Domain-wall branes in Lifshitz theories

TL;DR

This paper investigates Lifshitz field theories in 4+1 dimensions for their potential to create ultraviolet-complete domain-wall brane models, analyzing scalar and fermion fields and the conditions for localizing chiral fermions.

Contribution

It demonstrates that Lifshitz scalar theories can have stable domain walls and explores the conditions under which fermions can be localized on these walls, highlighting the necessity of symmetry breaking.

Findings

Lifshitz scalar fields admit topologically stable domain walls.

Isotropic Lifshitz fermions do not produce localized zero modes.

Breaking rotational symmetry enables chiral fermion localization.

Abstract

We analyze whether or not Lifshitz field theories in 4 + 1 dimensions may provide ultraviolet-complete domain-wall brane models.
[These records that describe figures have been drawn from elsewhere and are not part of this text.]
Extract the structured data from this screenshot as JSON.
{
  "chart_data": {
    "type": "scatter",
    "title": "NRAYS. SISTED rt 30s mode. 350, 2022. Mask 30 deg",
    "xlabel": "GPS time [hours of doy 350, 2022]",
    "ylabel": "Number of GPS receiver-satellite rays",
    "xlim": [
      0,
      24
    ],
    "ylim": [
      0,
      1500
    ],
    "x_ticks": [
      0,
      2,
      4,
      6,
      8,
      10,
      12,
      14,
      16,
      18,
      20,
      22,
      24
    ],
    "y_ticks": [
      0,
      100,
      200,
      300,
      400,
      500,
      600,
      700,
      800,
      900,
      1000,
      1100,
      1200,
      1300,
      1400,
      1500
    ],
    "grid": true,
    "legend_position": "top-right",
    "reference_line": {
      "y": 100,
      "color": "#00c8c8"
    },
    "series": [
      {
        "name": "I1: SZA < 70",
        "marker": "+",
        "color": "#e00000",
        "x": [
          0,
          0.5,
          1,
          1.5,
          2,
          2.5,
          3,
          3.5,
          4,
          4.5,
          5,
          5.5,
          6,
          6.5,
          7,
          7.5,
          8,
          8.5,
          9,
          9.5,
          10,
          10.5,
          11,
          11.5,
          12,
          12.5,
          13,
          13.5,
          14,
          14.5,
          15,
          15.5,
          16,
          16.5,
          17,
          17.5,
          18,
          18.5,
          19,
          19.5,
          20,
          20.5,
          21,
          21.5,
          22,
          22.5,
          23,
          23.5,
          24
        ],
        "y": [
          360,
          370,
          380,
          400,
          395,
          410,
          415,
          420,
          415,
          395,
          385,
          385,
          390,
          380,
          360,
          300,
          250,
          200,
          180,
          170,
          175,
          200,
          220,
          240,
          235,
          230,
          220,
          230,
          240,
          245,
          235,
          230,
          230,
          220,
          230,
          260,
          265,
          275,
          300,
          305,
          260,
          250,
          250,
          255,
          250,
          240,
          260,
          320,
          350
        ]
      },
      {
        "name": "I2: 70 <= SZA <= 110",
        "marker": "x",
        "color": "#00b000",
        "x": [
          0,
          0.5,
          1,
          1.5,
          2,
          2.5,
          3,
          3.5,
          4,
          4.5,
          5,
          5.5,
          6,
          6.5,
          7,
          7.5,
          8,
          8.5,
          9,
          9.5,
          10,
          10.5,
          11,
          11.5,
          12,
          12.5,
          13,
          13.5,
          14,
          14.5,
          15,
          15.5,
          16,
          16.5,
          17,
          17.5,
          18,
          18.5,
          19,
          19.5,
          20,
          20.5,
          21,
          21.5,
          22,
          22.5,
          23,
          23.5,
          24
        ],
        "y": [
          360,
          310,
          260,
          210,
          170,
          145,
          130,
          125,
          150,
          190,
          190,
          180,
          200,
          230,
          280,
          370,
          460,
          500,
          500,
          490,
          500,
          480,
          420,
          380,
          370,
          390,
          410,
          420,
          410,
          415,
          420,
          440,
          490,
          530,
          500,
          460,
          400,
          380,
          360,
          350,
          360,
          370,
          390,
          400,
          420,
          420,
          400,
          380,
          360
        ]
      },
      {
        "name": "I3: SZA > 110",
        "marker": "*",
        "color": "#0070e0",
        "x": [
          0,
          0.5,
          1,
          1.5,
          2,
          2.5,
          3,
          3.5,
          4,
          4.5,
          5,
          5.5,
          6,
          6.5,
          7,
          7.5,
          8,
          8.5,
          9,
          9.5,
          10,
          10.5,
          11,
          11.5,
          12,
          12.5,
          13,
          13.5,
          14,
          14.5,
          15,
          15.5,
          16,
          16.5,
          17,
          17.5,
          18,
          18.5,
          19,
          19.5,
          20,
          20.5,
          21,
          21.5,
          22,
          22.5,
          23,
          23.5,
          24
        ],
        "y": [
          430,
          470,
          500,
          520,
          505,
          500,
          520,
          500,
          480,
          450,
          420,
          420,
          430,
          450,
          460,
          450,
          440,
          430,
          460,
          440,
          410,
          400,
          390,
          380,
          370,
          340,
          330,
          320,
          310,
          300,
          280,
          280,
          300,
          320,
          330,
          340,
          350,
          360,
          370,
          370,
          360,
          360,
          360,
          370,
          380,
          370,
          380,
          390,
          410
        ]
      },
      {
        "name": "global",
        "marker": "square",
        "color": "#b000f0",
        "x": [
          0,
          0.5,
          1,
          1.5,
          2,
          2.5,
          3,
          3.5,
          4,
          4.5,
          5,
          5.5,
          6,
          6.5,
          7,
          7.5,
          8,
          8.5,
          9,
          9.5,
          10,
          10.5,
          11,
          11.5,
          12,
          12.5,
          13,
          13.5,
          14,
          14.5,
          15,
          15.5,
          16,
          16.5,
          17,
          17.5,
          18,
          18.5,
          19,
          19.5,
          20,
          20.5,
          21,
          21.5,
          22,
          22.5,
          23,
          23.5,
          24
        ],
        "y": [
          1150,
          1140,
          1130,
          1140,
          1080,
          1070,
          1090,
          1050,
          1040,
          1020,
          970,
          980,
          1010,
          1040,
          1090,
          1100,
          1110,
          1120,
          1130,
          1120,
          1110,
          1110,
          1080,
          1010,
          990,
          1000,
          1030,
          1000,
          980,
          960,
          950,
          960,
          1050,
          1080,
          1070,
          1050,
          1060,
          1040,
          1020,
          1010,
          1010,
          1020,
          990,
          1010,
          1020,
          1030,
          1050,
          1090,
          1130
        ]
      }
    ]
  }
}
We first show that Lifshitz scalar field theory can admit topologically stable domain wall solutions. A Lifshitz fermion field is then added to the toy model, and we demonstrate that 3+1- dimensional Kaluza-Klein zero mode solutions do not exist when the four spatial dimensions are treated isotropically. To recover 3 + 1-dimensional chiral fermions dynamically localized to the domain wall, we must postulate the breaking of full 4-dimensional rotational symmetry down to the subgroup of rotations which mix the usual 3-dimensional spatial directions and fix the extra-dimensional axis in addition to the anisotropy between space and time.